Les démocrates américains cherchent le meilleur moyen de se sortir du désastre dans lequel ils sont empêtrés dans le Maine, et qui pourrait leur coûter le Sénat. Graham Platner, candidat dans cet Etat de la Nouvelle-Angleterre aux élections sénatoriales de novembre, a jeté l’éponge, mercredi 8 juillet, après une accusation de viol, intervenue à la suite d’une longue série de scandales. L’ascension et la chute de cet ostréiculteur de 41 ans racontent l’évolution du Parti démocrate, bousculé par son aile gauche et par une nouvelle génération de personnalités aux accents populistes.

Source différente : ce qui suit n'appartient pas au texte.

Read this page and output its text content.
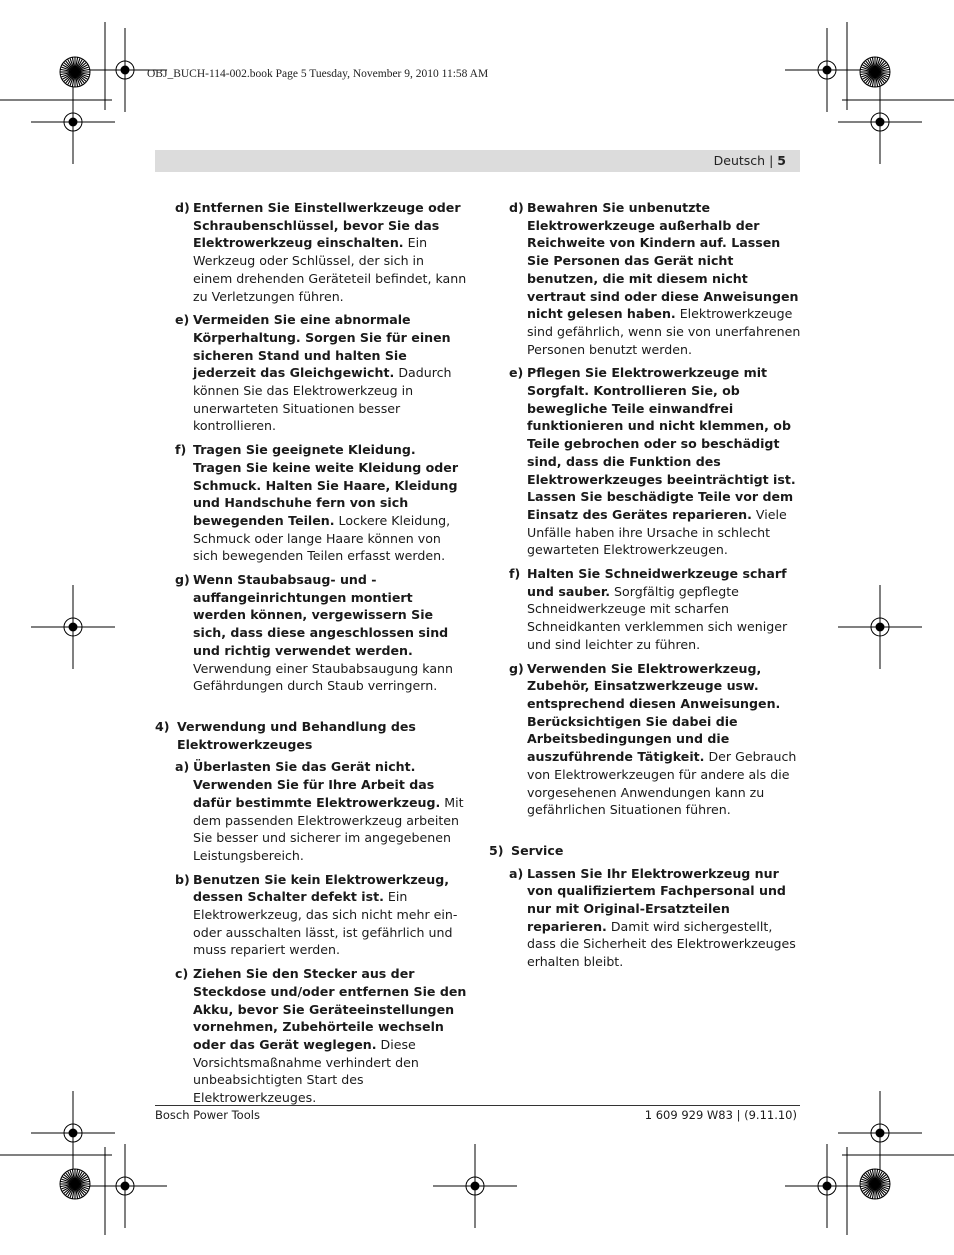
OBJ_BUCH-114-002.book Page 5 Tuesday, November 9, 2010 11:58 AM
Deutsch | 5
d) Entfernen Sie Einstellwerkzeuge oder Schraubenschlüssel, bevor Sie das Elektrowerkzeug einschalten. Ein Werkzeug oder Schlüssel, der sich in einem drehenden Geräteteil befindet, kann zu Verletzungen führen.
e) Vermeiden Sie eine abnormale Körperhaltung. Sorgen Sie für einen sicheren Stand und halten Sie jederzeit das Gleichgewicht. Dadurch können Sie das Elektrowerkzeug in unerwarteten Situationen besser kontrollieren.
f) Tragen Sie geeignete Kleidung. Tragen Sie keine weite Kleidung oder Schmuck. Halten Sie Haare, Kleidung und Handschuhe fern von sich bewegenden Teilen. Lockere Kleidung, Schmuck oder lange Haare können von sich bewegenden Teilen erfasst werden.
g) Wenn Staubabsaug- und -auffangeinrichtungen montiert werden können, vergewissern Sie sich, dass diese angeschlossen sind und richtig verwendet werden. Verwendung einer Staubabsaugung kann Gefährdungen durch Staub verringern.
4) Verwendung und Behandlung des Elektrowerkzeuges
a) Überlasten Sie das Gerät nicht. Verwenden Sie für Ihre Arbeit das dafür bestimmte Elektrowerkzeug. Mit dem passenden Elektrowerkzeug arbeiten Sie besser und sicherer im angegebenen Leistungsbereich.
b) Benutzen Sie kein Elektrowerkzeug, dessen Schalter defekt ist. Ein Elektrowerkzeug, das sich nicht mehr ein- oder ausschalten lässt, ist gefährlich und muss repariert werden.
c) Ziehen Sie den Stecker aus der Steckdose und/oder entfernen Sie den Akku, bevor Sie Geräteeinstellungen vornehmen, Zubehörteile wechseln oder das Gerät weglegen. Diese Vorsichtsmaßnahme verhindert den unbeabsichtigten Start des Elektrowerkzeuges.
d) Bewahren Sie unbenutzte Elektrowerkzeuge außerhalb der Reichweite von Kindern auf. Lassen Sie Personen das Gerät nicht benutzen, die mit diesem nicht vertraut sind oder diese Anweisungen nicht gelesen haben. Elektrowerkzeuge sind gefährlich, wenn sie von unerfahrenen Personen benutzt werden.
e) Pflegen Sie Elektrowerkzeuge mit Sorgfalt. Kontrollieren Sie, ob bewegliche Teile einwandfrei funktionieren und nicht klemmen, ob Teile gebrochen oder so beschädigt sind, dass die Funktion des Elektrowerkzeuges beeinträchtigt ist. Lassen Sie beschädigte Teile vor dem Einsatz des Gerätes reparieren. Viele Unfälle haben ihre Ursache in schlecht gewarteten Elektrowerkzeugen.
f) Halten Sie Schneidwerkzeuge scharf und sauber. Sorgfältig gepflegte Schneidwerkzeuge mit scharfen Schneidkanten verklemmen sich weniger und sind leichter zu führen.
g) Verwenden Sie Elektrowerkzeug, Zubehör, Einsatzwerkzeuge usw. entsprechend diesen Anweisungen. Berücksichtigen Sie dabei die Arbeitsbedingungen und die auszuführende Tätigkeit. Der Gebrauch von Elektrowerkzeugen für andere als die vorgesehenen Anwendungen kann zu gefährlichen Situationen führen.
5) Service
a) Lassen Sie Ihr Elektrowerkzeug nur von qualifiziertem Fachpersonal und nur mit Original-Ersatzteilen reparieren. Damit wird sichergestellt, dass die Sicherheit des Elektrowerkzeuges erhalten bleibt.
Bosch Power Tools	1 609 929 W83 | (9.11.10)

Graham Platner n’avait plus tellement le choix, lâché ces derniers jours par la grande majorité de ses soutiens, y compris Bernie Sanders, le sénateur du Vermont, son parrain en politique. Le comité démocrate du Maine devrait désigner un nouveau candidat avant le 27 juillet.

C’est un article de Politico publié lundi 6 juillet qui a précipité la fin de son aventure politique. Le média en ligne a relayé les accusations de violences sexuelles subies par l’une de ses anciennes compagnes. Jenny Racicot, 41 ans, décrit une relation non consentie, après que M. Platner s’est introduit chez elle, en 2021. Dans une interview à la chaîne CNN, elle a précisé qu’il s’agissait d’« un viol ». Le candidat démocrate a immédiatement nié ces accusations, tout en suspendant sa campagne afin de « prendre le temps de réfléchir à la meilleure voie à suivre ». Quarante-huit heures plus tard, il a publié une vidéo annonçant son retrait, mettant en cause « le système médiatique et l’establishment politique qui agissent comme juge, jury et bourreau », sans exprimer le moindre regret.